Claudia Reiterer diskutiert bei der TV-Sendung „Im Zentrum“ Sonntag für Sonntag mit bis zu sechs Gästen. Allein das Ritual der Gästevorstellung dauert dabei schon gefühlt eine Viertelstunde. In vielen Fällen handelt es sich bei dieser Sechser-Runde um vier bis fünf Abgesandte der im Parlament vertretenen Parteien sowie einem, eine Nicht-PolitikerIn. Denn der ORF ist per Gesetz zur Objektivität verpflichtet und achtet bei der Gästeauswahl penibel darauf, diesem Objektivitätsgebot durch seine Einladungspolitik auch nachzukommen. Allein weil es alle Partei-Interessen abzudecken gilt, fallen diese Talk-Runden oft so, zu üppig aus.
Doch der ORF, eine mögliches Nachfolgeformat für „Im Zentrum“ muss endlich auch Mut zeigen und subjektiver werden. Nur dann hat eine Polit-Talk noch seine Berechtigung. Außerdem kann der ORF auch mit einer solch gelebten Subjektivität seine Objektivität beweisen. Das gilt nicht nur für einen neuen oder reformierten Polit-Talk.
Der ORF legt seinen Auftrag zur Objektivität in den meisten Fällen relativ eng aus und setzt damit schon bei jeder einzelnen Sendung – von den Nachrichten über Magazine bis zur Talkshow an. Das ist lähmend. Vermutlich für die Redaktionen, die sich um die Einladungen kümmern müssen. In jedem Fall aber für die Zuschauerinnen und Zuschauer. Woche für Woche den Statements der Parteien-VertreterInnen, die vielfach auch noch in die Rolle von parteiisch gefärbten Aufsage-Puppen schlüpfen, zu lauschen, hat wenig Reiz.

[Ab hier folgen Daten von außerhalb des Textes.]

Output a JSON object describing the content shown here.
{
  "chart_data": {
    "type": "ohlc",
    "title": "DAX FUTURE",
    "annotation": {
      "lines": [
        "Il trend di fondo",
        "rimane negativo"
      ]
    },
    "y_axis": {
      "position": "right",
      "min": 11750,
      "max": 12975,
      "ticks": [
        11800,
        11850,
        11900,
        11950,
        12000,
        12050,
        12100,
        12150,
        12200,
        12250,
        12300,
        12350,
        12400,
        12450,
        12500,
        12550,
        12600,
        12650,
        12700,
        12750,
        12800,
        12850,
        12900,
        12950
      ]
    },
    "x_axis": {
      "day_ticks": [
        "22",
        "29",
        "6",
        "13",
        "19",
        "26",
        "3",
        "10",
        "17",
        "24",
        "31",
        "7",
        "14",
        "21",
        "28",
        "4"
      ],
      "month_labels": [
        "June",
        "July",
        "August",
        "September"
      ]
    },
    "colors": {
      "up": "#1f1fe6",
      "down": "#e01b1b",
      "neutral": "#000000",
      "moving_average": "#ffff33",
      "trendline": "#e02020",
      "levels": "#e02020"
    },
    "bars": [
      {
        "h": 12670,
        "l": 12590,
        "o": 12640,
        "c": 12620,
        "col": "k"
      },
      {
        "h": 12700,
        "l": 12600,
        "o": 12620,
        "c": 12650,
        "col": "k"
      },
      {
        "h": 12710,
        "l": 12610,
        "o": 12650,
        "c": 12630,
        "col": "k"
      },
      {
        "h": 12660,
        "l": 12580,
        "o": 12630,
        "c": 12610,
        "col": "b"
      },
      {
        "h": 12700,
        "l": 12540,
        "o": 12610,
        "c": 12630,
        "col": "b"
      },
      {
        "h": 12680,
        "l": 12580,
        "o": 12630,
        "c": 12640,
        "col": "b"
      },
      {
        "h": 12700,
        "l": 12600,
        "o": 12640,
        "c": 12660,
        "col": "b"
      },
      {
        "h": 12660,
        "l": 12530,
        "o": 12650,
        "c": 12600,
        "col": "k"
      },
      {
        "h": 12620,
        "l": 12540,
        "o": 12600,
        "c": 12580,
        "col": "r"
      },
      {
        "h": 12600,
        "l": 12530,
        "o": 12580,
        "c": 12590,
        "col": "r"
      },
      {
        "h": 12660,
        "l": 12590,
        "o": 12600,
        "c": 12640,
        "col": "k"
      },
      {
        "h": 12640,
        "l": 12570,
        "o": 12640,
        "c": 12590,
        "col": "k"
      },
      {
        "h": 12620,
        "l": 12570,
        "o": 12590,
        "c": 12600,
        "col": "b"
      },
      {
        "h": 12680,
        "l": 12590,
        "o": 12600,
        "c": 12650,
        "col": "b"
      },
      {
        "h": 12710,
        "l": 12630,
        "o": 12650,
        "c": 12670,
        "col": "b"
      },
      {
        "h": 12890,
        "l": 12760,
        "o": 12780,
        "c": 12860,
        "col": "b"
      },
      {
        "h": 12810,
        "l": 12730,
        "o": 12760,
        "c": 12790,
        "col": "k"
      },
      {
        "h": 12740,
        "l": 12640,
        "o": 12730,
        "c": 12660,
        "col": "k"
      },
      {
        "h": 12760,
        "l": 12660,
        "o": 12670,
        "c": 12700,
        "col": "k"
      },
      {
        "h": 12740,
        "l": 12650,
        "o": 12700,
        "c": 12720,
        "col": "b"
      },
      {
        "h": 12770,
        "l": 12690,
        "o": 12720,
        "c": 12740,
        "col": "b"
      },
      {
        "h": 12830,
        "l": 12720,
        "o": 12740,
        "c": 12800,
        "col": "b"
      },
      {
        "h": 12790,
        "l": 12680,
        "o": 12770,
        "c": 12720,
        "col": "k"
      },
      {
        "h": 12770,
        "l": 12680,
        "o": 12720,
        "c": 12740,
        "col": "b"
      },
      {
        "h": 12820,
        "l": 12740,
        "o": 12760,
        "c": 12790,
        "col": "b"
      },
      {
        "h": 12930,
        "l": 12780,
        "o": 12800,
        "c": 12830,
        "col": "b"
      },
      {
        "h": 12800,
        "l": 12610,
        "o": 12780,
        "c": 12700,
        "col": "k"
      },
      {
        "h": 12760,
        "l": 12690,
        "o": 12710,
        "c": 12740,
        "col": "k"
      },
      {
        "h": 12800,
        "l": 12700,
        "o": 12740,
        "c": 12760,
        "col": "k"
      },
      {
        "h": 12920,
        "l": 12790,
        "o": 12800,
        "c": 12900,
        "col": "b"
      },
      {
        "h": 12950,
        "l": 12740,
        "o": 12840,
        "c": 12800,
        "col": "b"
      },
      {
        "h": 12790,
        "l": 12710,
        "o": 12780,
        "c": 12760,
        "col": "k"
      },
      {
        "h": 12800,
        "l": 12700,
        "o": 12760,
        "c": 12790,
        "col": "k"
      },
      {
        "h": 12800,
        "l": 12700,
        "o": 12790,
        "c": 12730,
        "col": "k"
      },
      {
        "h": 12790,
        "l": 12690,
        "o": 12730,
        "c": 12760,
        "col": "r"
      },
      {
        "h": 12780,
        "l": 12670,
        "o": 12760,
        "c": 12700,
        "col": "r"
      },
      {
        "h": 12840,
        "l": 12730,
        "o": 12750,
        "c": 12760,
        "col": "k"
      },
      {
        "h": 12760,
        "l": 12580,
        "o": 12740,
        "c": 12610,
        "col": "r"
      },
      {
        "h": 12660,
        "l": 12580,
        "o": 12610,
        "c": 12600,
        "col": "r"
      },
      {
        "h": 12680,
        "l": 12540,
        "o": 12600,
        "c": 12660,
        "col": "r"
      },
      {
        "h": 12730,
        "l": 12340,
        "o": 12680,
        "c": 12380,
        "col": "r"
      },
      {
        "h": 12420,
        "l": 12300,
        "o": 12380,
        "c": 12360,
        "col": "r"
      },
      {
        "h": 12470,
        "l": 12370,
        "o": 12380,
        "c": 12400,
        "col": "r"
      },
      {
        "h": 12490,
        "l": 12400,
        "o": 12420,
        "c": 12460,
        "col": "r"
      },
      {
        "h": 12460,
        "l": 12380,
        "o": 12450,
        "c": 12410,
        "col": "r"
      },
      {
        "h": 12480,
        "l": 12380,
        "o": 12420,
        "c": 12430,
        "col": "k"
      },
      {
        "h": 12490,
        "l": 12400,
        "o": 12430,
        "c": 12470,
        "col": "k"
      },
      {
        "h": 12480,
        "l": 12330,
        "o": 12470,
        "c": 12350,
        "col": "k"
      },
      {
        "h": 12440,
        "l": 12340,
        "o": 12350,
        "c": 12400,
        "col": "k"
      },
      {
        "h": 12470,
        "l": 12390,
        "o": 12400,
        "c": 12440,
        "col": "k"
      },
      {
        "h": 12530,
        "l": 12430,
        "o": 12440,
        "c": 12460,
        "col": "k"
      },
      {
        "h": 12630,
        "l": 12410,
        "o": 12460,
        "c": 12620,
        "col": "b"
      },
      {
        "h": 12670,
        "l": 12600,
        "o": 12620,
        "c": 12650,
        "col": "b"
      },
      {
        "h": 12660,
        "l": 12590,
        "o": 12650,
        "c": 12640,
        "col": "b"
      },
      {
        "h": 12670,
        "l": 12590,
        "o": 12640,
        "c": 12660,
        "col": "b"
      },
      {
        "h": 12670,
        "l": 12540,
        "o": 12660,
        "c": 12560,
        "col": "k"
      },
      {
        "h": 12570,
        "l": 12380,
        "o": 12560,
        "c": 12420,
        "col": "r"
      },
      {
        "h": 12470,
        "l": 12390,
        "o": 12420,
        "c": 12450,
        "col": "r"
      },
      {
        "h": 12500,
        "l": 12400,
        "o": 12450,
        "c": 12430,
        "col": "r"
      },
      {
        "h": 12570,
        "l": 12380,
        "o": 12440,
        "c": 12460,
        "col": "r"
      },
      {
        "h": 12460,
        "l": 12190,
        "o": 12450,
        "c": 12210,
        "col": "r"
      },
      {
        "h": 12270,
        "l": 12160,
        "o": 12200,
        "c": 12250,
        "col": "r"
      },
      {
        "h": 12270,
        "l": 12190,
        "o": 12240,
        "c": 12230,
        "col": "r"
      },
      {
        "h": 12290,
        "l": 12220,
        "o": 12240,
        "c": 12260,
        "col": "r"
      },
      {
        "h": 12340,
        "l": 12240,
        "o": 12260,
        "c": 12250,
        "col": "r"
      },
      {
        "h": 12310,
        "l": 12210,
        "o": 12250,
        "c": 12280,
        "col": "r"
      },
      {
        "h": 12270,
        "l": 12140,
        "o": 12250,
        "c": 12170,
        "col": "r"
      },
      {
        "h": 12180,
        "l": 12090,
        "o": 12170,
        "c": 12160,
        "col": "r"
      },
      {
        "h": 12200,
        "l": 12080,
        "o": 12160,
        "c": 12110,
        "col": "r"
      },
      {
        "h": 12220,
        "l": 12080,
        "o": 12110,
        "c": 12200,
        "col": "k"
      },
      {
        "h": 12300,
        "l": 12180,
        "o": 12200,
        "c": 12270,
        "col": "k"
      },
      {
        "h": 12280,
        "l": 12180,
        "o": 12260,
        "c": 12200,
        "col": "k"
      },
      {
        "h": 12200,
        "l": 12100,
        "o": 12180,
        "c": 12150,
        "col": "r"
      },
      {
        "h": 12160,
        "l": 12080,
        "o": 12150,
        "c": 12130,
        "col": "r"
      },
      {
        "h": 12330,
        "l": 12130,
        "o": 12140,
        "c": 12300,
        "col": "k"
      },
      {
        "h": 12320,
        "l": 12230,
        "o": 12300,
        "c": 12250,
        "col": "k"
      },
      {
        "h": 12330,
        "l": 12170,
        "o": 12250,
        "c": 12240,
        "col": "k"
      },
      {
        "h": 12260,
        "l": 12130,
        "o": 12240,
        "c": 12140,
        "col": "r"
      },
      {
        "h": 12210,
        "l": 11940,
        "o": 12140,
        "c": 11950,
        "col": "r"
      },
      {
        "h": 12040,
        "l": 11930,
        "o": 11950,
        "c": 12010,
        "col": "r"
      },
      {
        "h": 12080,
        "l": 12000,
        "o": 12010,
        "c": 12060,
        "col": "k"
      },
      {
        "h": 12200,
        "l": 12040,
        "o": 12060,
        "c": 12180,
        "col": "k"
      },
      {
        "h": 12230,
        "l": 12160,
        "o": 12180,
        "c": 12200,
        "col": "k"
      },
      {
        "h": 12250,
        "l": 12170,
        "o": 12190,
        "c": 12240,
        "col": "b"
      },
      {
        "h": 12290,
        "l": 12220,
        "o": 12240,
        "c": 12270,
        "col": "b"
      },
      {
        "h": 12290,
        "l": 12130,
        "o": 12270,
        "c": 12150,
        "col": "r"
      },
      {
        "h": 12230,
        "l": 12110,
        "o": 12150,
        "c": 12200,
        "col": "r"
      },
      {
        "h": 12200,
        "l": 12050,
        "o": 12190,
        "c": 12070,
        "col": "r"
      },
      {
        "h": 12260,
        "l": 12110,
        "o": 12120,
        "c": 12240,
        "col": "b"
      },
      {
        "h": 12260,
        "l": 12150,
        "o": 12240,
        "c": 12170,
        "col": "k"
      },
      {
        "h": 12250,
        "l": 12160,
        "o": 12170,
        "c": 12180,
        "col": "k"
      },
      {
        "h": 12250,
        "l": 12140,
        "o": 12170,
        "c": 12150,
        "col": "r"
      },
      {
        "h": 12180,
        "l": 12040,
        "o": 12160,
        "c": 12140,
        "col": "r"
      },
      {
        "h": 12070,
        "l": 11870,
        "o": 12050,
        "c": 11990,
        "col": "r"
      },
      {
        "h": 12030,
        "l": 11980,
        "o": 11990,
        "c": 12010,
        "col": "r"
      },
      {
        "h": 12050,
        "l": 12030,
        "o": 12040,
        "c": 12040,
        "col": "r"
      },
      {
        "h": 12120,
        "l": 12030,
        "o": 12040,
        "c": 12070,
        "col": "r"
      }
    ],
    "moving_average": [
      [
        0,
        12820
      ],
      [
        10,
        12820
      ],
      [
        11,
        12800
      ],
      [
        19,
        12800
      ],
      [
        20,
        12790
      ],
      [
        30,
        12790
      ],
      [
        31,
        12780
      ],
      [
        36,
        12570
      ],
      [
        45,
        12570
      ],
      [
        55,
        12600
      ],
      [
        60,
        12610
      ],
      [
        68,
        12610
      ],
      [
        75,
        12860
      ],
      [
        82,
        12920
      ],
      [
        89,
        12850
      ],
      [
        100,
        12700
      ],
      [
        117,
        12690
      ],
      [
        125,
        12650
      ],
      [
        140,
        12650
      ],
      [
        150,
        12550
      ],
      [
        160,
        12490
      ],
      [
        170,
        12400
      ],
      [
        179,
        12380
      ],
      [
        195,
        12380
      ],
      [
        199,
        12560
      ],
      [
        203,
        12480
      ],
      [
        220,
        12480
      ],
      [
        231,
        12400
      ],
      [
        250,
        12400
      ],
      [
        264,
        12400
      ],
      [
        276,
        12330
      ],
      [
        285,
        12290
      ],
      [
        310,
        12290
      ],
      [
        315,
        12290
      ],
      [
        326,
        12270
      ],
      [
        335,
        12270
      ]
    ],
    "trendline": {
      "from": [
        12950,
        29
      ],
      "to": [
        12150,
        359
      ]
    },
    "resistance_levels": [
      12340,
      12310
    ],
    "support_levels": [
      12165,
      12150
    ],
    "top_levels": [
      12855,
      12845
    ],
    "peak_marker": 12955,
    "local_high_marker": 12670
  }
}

Exkurs: Und würde noch mehr an Attraktivität verlieren, sollten nach der Nationalratswahl mehr Parteien als bisher in den Nationalrat und damit in die ORF-Talkrunden einziehen. Der ORF wäre dann ohnedies dazu gezwungen, seine Gästestrategie zu überdenken und die Talk-Runden gesundzuschrumpfen.
Anders als der ORF halten es die öffentlich-rechtlichen Sender in Deutschland. Sie beziehen die Vorgabe zur Objektivität nicht auf eine einzelne Sendung, sondern auf ihr Gesamtangebot, zielen bei der inhaltlichen Ausgewogenheit auf die gesamte Sendefläche. Das macht sie nicht nur bei ihrer Einladungspolitik flexibler, sondern höchstwahrscheinlich auch thematisch.
Ein neues Talk-Format im ORF muss ohnedies nicht nur mehr Mut zur Subjektivität beweisen, sondern sich auch thematischen öffnen. Eine politische Talk-Show soll generell ein Themenspektrum abdecken, das von gesellschaftlichen Entwicklungen über Soziales und Kultur bis hin zu Religion und anderen reicht. Zumindest dann, wenn sich der ORF nicht zu einem zweiten Talk-Format, das – ähnlich wie einst der „Club 2“ – all diese Segmente thematisiert, durchringen kann. Ein solches Format fehlt derzeit. Kommt es, dürfen Politikerinnen und Politiker beim „Im Zentrum“-Nachfolger gerne unter sich bleiben. Wenn auch in personell etwas abgespeckten Runden.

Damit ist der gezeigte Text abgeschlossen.